Congestion of the electromagnetic frequency spectrum is becoming increasingly severe as the communication needs of society expands. This overcrowding is particularly acute in the frequency bands allocated to land-mobile radio services and to the so-called citizen's bands in large metropolitan areas. There are many areas in which the spectrum is being used to its capacity, so far as conventional techniques are concerned, and no further expansion of service is possible. Since these congested bands include those allocated to public safety (police, fire, ambulance, etc.), the existing limitations have serious implications with regard to the ability of such communication systems to truly meet the needs under conditions of natural disaster or national emergency.

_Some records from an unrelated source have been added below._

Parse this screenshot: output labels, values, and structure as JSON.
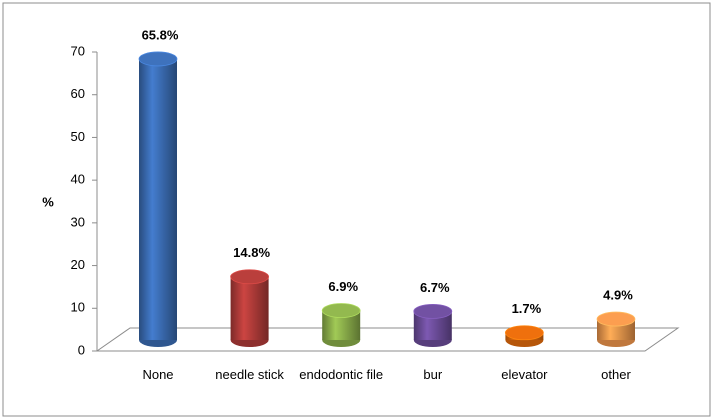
{
  "chart_data": {
    "type": "bar",
    "y_label": "%",
    "categories": [
      "None",
      "needle stick",
      "endodontic file",
      "bur",
      "elevator",
      "other"
    ],
    "values": [
      65.8,
      14.8,
      6.9,
      6.7,
      1.7,
      4.9
    ],
    "value_labels": [
      "65.8%",
      "14.8%",
      "6.9%",
      "6.7%",
      "1.7%",
      "4.9%"
    ],
    "colors": [
      "#3b6db4",
      "#b13c39",
      "#8cb04b",
      "#6d4d9b",
      "#e46b0c",
      "#f0964c"
    ],
    "ylim": [
      0,
      70
    ],
    "yticks": [
      0,
      10,
      20,
      30,
      40,
      50,
      60,
      70
    ]
  }
}
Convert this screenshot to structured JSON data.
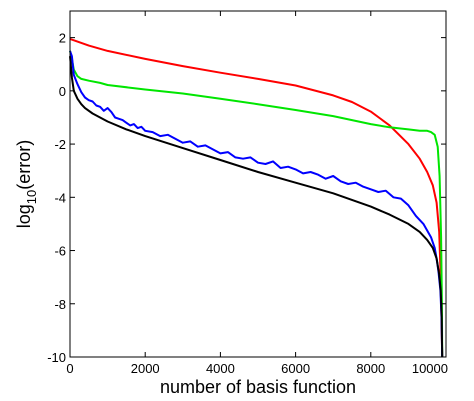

In addition to the question of meeting immediate needs, there is little or no capability for expanding existing services to cope with population increases, or to add new services that modern technology makes possible. An example of the latter is the widespread use of personal radio telephones; a service that is certainly possible now from a technology standpoint but is not possible from the standpoint of existing spectrum allocations. It is easy to conceive of many other new services that a highly-mobile and technically-oriented society may demand.
It is clear that if the communication needs of the future are to be met in a satisfactory manner, some dramatic changes in communication technology are called for. Furthermore, these changes must take advantage of technology's emerging capability for implementing complex systems that are small, light, efficient and inexpensive. Finally, the artificial constraints imposed by obsolete legal requirements must be removed in portions (if not all) of the electromagnetic spectrum.
The most direct method of alleviating spectrum congestion is to allocate a larger portion of the spectrum to those services that need it most. While this approach is possible to some extent (and, in fact, has already been done in the 900 MHz region) it does not face up to the basic question of utilizing the spectrum more efficiently.
A second method (which will probably be implemented at some time in the future) is to require all communications between non-mobile units to utilize either a non-radiative transmission medium such as coaxial cable or a directive microwave link. This would reserve most of the electromagnetic spectrum for those services in which one or both users of a given channel are mobile.
For mobile service, a third approach that has been widely discussed in the literature is the use of cellular systems in which communication within each cell is restricted to transmission between any mobile unit and a base station. All base stations may be connected via land lines or microwave links to a central processing unit where all system control functions are coordinated and executed. It may be readily shown that spectrum utilization efficiency increases as the cell size is made smaller. Although systems employing many small cells are inherently more complex, the direction of technology makes the trade-off of complexity for efficiency more attractive. Since this trend will undoubtedly continue, it is reasonable to examine the potential of small-cell systems in other respects and to explore methods for further improving the efficiency of such systems.
The use of dynamic channel reassignment has been heretofore examined and improvements evaluated. It has been found that a seven-cell channel-reusage pattern is optimum for jointly reducing co-channel interference and increasing the capacity of the system. More recently, it has also been shown that twenty to sixty times as many users may be handled by such wideband systems when compared to conventional narrowband FM. Furthermore, these wideband systems are non-synchronous and require no unique frequency assignments. Since time synchronization is difficult to achieve in a mobile system, and since dynamic channel assignments require supervisory control, there are some significant operational advantages for the wideband system.
The promising capabilities of wideband systems make it desirable to seek additional improvements in spectrum utilization by capitalizing on the nonsynchronous properties of such signals. This makes it possible to consider discrete modulation methods for speech that are not feasible with synchronous systems such as PCM.